Nette Rezi unseres Research-Paper-Shooters “Portraying The Terran Condition: An Approach To Simulate A Civilization”…
“This 7D (backwards compatible to 2D) world simulation depicts six different key events in the history of Terra (‘Earth’), a low-tech civilization that self-destructed several aeons ago. Based on the relatively few biological and cultural artifacts, a team of multi-AI minds was able to recreate a stunningly accurate depiction of this ancient civilization.”

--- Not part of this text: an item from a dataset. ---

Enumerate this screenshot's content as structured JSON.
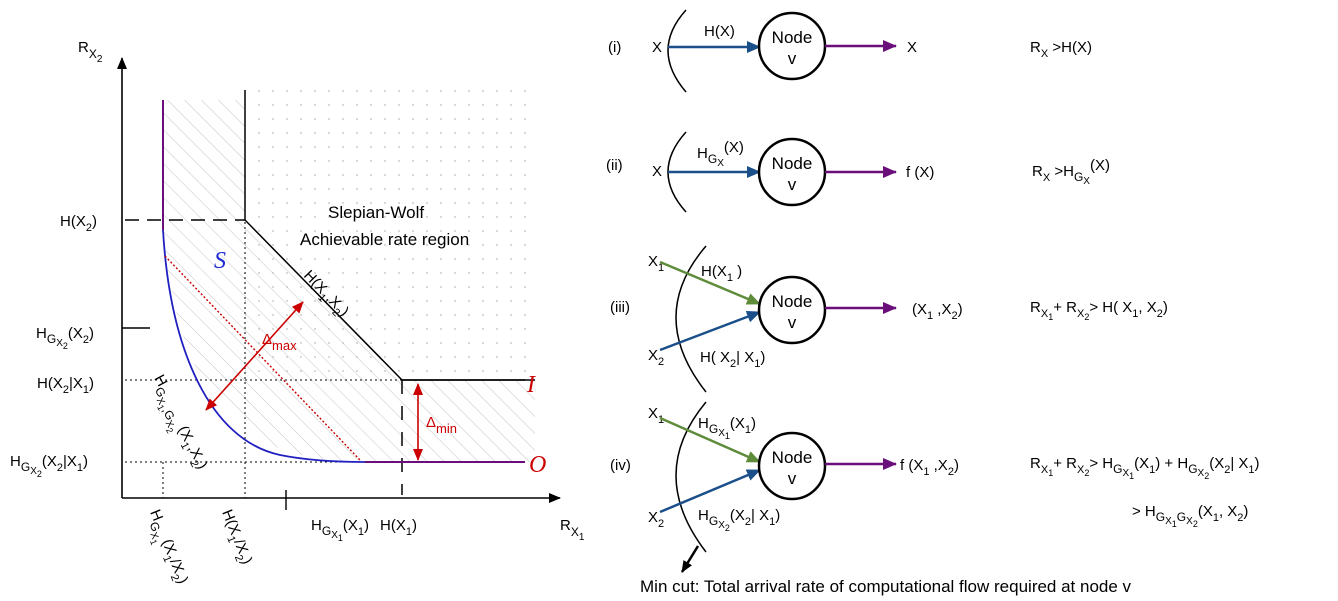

PTTC:AATSAC is downright bizarre. I’m not entirely sure what creators Damien Di Fede, Johannes Grenzfurthner, Eric Wenske, and Heather Kelley are hating on with it (so-called “realistic” games, maybe?), but it’s beyond surreal. Allegedly, you’re playing through a host of major events in human history, but the advanced civilization that’s come across the bones of ours has pieced them together all wrong. Unsurprisingly, it’s very silly. I was sold when it very matter-of-factly explained to me that humans were strange vacuum cleaner creatures with cube-firing guns for hands. Using my mighty digital digits, I then went on to exterminate an evil race of pink pinata… things, because that’s definitely what happened during, say, Napoleon’s defeat at Waterloo. Granted, PTTC:AATSAC has some serious issues. The healing mechanic is (maybe purposefully) tedious, and it’s pretty easy for enemies to obnoxiously get the drop on you. As with Crystal Crashers, it’s more amusing than it is an example of sound game design.